Nina is as hopeless over Trigorin as the Goth-ish Mash (Summer Dawn Wallace, who gets to perform a few songs here) is over Con. And then there’s semi-sad sack Dev (Zak Wilson), who’s just as hopeless over Mash. Rounding out the parade of fools is Emma’s brother Sorin (incorporating several characters from The Seagull, played by Dan Higgs), who’s older than everyone else and perhaps a bit wiser, but just as unhappy.

While Posner relies on Chekhov’s original not only for character and plot but for tone, the playwright provides his own distinct flashes of brilliance, too. And director Vincent Carlson-Brown and his cast seem to understand what they’re doing in every aspect; they’re a pleasure to watch, on an almost bare set that nevertheless serves the actors well.

McGranahan is impassioned as Con, Hogan totally believable as a woman who cares for her son but doesn’t know how to mother, De La Cruz lovely and almost heart-breaking as Nina.

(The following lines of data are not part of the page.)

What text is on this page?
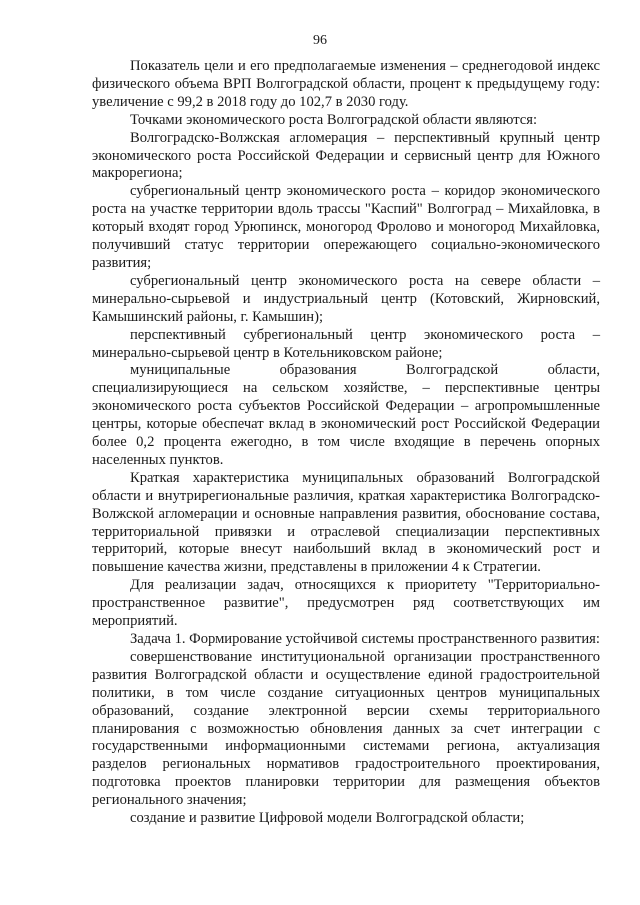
96

Показатель цели и его предполагаемые изменения – среднегодовой индекс физического объема ВРП Волгоградской области, процент к предыдущему году: увеличение с 99,2 в 2018 году до 102,7 в 2030 году.

Точками экономического роста Волгоградской области являются:

Волгоградско-Волжская агломерация – перспективный крупный центр экономического роста Российской Федерации и сервисный центр для Южного макрорегиона;

субрегиональный центр экономического роста – коридор экономического роста на участке территории вдоль трассы "Каспий" Волгоград – Михайловка, в который входят город Урюпинск, моногород Фролово и моногород Михайловка, получивший статус территории опережающего социально-экономического развития;

субрегиональный центр экономического роста на севере области – минерально-сырьевой и индустриальный центр (Котовский, Жирновский, Камышинский районы, г. Камышин);

перспективный субрегиональный центр экономического роста – минерально-сырьевой центр в Котельниковском районе;

муниципальные образования Волгоградской области, специализирующиеся на сельском хозяйстве, – перспективные центры экономического роста субъектов Российской Федерации – агропромышленные центры, которые обеспечат вклад в экономический рост Российской Федерации более 0,2 процента ежегодно, в том числе входящие в перечень опорных населенных пунктов.

Краткая характеристика муниципальных образований Волгоградской области и внутрирегиональные различия, краткая характеристика Волгоградско-Волжской агломерации и основные направления развития, обоснование состава, территориальной привязки и отраслевой специализации перспективных территорий, которые внесут наибольший вклад в экономический рост и повышение качества жизни, представлены в приложении 4 к Стратегии.

Для реализации задач, относящихся к приоритету "Территориально-пространственное развитие", предусмотрен ряд соответствующих им мероприятий.

Задача 1. Формирование устойчивой системы пространственного развития:

совершенствование институциональной организации пространственного развития Волгоградской области и осуществление единой градостроительной политики, в том числе создание ситуационных центров муниципальных образований, создание электронной версии схемы территориального планирования с возможностью обновления данных за счет интеграции с государственными информационными системами региона, актуализация разделов региональных нормативов градостроительного проектирования, подготовка проектов планировки территории для размещения объектов регионального значения;

создание и развитие Цифровой модели Волгоградской области;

Wallace goes for the jugular as the sharp-tongued Mash. (“What kind of a God needs a laugh as bad as that?” she demands at one point concerning all of the unrequited love going around.) Wilson is likable as Dev, Higgs enjoyably rueful as Sorin, and Lipstein suitably torn between personal and professional interests as Trigorin.

He also gets to utter lines that seem to directly channel Chekhov, in a 21st-century kind of way: “I love them [people]. All of them…All of you. You’re all so f---ed up in such endlessly fascinating ways…”. That about sums it up.